Multiple locations were suggested for the placement of the RoboCop statue. Initially, the statue was planned to be located at Roosevelt Park, near Michigan Central Station. Belle Isle was mentioned as a possible site for the statue, as was Wayne State University's TechTown campus. In May 2018 it was announced that the Michigan Science Center would be the site of the RoboCop statue. Later in 2021, the science center bowed out, citing the COVID-19 pandemic. An offer from the mayor of Stevens Point, Wisconsin, to have that city as a home for the statue was rejected by Brandon Walley. The mayor vowed to make an even larger RoboCop statue, possibly through 3D printing and funded through an initiative by a local Commodore 64 club.

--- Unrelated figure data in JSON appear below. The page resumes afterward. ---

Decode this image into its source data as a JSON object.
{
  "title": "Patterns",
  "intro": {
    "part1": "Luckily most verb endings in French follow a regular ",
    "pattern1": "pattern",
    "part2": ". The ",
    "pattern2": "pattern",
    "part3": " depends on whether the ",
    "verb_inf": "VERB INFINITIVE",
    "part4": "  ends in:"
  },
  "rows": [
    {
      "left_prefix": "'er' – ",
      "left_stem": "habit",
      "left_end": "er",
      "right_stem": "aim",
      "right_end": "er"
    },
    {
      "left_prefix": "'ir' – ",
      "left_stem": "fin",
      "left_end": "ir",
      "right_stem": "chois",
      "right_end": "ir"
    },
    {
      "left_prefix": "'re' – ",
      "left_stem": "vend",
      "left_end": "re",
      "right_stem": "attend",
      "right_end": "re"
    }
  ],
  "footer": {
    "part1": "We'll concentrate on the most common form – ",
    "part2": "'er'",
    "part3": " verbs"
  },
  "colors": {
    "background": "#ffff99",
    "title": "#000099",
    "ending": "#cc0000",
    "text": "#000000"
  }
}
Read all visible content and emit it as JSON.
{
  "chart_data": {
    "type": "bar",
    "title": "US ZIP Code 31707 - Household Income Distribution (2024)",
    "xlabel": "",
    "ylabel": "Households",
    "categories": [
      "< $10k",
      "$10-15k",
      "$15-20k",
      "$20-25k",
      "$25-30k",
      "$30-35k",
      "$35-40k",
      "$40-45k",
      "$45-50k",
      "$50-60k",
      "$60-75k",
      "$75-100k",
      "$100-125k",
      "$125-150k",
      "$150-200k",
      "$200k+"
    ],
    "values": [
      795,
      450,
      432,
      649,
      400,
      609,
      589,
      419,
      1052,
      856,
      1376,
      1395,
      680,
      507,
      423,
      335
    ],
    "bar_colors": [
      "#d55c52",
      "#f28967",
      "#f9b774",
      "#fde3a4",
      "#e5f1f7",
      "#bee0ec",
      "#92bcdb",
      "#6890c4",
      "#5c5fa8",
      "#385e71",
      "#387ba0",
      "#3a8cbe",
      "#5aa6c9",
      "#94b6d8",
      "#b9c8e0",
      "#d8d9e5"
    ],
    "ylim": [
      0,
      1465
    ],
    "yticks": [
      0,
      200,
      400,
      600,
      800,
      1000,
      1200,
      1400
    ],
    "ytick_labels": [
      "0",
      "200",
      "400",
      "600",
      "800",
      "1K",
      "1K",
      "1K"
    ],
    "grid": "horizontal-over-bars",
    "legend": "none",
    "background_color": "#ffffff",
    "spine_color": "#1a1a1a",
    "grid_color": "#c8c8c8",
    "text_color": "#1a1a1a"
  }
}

The likeness of RoboCop is owned by Metro-Goldwyn-Mayer. Legal issues with the film studio held up the public display of the statue. According to Dan Carmody of Eastern Market Corp., a definitive legal agreement had not been reached as of November 2022. The RoboCop statue was stored at an undisclosed location in the Eastern Market. Constructing a foundation for the statue and moving it into place were estimated to cost tens of thousands of dollars.

The statue debuted on December 3, 2025, standing outside 3434 Russell St., just south of Mack Ave in Detroit's Eastern Market.